10:11 BAUBRANCHE

Monatsstatistik Oktober: Abschwächung aber intakte Wachstumsaussichten

Geschrieben von: Stefan Schmid (sts)
Teaserbild-Quelle: Stefan Schmid

Das Schweizer Bauhaupt- und Ausbaugewerbe kann sich auch im Oktober behaupten. Die auf Basis von Gesuchen ermittelte Bausumme erhöhte sich im Vergleich zum Vorjahresmonat um 6,3 Prozent. Gegenüber dem Vergleichs-monat im Vorjahr wurden jedoch weniger Gesuche eingereicht (-8,5 %).

MFH

Quelle: Stefan Schmid

Das Segment Mehrfamilienhäuser kann die geplante Bausumme erneut markant ausweiten. Bild: Gebäudesanierung beim Albisriederplatz in Zürich.

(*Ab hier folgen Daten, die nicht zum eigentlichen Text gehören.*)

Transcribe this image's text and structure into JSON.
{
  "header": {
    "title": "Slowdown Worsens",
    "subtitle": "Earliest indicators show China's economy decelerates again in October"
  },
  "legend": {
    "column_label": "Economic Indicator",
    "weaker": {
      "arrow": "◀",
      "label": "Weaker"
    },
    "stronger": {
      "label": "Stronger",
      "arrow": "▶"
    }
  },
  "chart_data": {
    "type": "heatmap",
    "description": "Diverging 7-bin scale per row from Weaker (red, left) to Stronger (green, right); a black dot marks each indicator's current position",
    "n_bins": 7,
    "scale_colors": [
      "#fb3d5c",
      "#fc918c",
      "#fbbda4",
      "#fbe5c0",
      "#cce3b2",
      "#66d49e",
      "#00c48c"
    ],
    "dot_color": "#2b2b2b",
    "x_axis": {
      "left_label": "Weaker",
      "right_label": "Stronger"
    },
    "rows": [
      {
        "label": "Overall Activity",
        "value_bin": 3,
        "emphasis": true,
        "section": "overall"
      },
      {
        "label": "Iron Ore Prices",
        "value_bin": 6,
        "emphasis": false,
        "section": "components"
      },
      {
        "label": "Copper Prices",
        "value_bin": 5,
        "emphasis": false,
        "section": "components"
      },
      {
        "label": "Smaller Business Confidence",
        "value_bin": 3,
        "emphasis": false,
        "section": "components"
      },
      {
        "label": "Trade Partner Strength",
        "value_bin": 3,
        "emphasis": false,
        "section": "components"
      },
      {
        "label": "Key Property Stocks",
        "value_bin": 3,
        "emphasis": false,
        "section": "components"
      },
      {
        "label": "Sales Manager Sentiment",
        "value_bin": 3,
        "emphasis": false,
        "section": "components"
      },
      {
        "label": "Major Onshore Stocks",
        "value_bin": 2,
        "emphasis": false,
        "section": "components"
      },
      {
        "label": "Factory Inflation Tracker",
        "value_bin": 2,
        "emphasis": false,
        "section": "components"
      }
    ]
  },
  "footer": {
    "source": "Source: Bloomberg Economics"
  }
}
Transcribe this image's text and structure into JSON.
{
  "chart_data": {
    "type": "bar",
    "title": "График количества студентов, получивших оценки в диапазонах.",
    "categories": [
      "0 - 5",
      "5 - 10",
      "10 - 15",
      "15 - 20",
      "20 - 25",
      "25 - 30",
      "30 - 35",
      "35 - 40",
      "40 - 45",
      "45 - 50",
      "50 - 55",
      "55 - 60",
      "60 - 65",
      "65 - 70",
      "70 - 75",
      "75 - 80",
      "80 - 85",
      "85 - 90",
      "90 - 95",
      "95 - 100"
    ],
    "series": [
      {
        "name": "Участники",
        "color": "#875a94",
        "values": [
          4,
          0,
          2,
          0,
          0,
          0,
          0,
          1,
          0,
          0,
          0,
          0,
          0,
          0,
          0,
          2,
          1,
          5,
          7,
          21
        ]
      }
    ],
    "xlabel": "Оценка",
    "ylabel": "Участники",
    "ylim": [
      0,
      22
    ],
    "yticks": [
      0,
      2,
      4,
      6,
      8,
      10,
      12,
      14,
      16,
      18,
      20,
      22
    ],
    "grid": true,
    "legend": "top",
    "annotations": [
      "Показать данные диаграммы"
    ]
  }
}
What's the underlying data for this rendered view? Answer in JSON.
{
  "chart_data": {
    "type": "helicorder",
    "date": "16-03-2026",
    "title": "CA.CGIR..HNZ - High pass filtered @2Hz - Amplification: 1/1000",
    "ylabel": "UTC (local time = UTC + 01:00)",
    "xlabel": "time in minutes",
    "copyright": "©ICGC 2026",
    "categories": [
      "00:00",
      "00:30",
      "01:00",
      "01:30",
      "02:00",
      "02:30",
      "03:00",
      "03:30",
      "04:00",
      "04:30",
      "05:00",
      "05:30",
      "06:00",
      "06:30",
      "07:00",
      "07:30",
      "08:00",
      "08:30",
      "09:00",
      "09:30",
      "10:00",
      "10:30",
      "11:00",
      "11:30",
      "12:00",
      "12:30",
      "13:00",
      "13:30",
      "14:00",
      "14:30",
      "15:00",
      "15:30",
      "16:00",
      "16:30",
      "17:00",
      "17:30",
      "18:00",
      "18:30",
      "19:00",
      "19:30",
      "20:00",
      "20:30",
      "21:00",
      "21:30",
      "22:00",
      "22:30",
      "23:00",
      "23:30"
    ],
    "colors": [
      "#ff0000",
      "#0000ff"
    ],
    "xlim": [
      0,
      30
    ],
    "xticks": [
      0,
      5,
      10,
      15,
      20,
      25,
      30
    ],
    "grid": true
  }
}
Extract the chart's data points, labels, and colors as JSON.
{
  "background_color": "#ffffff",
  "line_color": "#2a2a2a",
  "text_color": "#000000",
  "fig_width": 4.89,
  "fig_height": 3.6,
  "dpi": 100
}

Eine verminderte Dynamik zeigt auch der Vergleich zum Vormonat. Demnach gingen die geplanten Investitionen um 10,5 Prozent zurück. Nach wie vor zuversichtlich für eine positive Entwicklung der Hochbautätigkeit stimmt die im Jahr aufgelaufene Bausumme (YTD: +12,2 %).

Wachstumstreiber Wohnbau

Gesamthaft kann der Wohnbau die Bausumme im Vergleich zum Vorjahresmonat um 12,1 Prozent erhöhen. Mit einem Plus von 11,2 Prozent wird das Segment Mehrfamilienhäuser (MFH) Impulse setzen können. Die Entwicklung der Summen in diesem Jahr trübt allerdings das Bild. Diese sind zwar immer noch beachtlich, seit Monaten aber rückläufig. Gegenüber dem Spitzenwert im Juli ergab sich im Oktober sogar ein Minus von einem Viertel. Der Wachstumsbeitrag zur künftigen Hochbautätigkeit bleibt aber überdurchschnittlich. Die YTD-Bausumme lag per Ende Oktober 10,2 Prozent über dem Vorjahreswert. Auch der langjährige Durchschnitt wurde deutlich übertroffen.

Schneller gewachsen ist im Oktober die Summe für den Bau von Einfamilienhäusern (EFH). Das Plus betrug 14,7 Prozent – bei einem tiefen Basiswert des Vorjahres allerdings. Den Zenit erreichte die Bausumme im Juni. Trotz der Abschwächung ist aber nach wie vor mit einer guten Auftragslage zu rechnen (YTD: +18,5 %).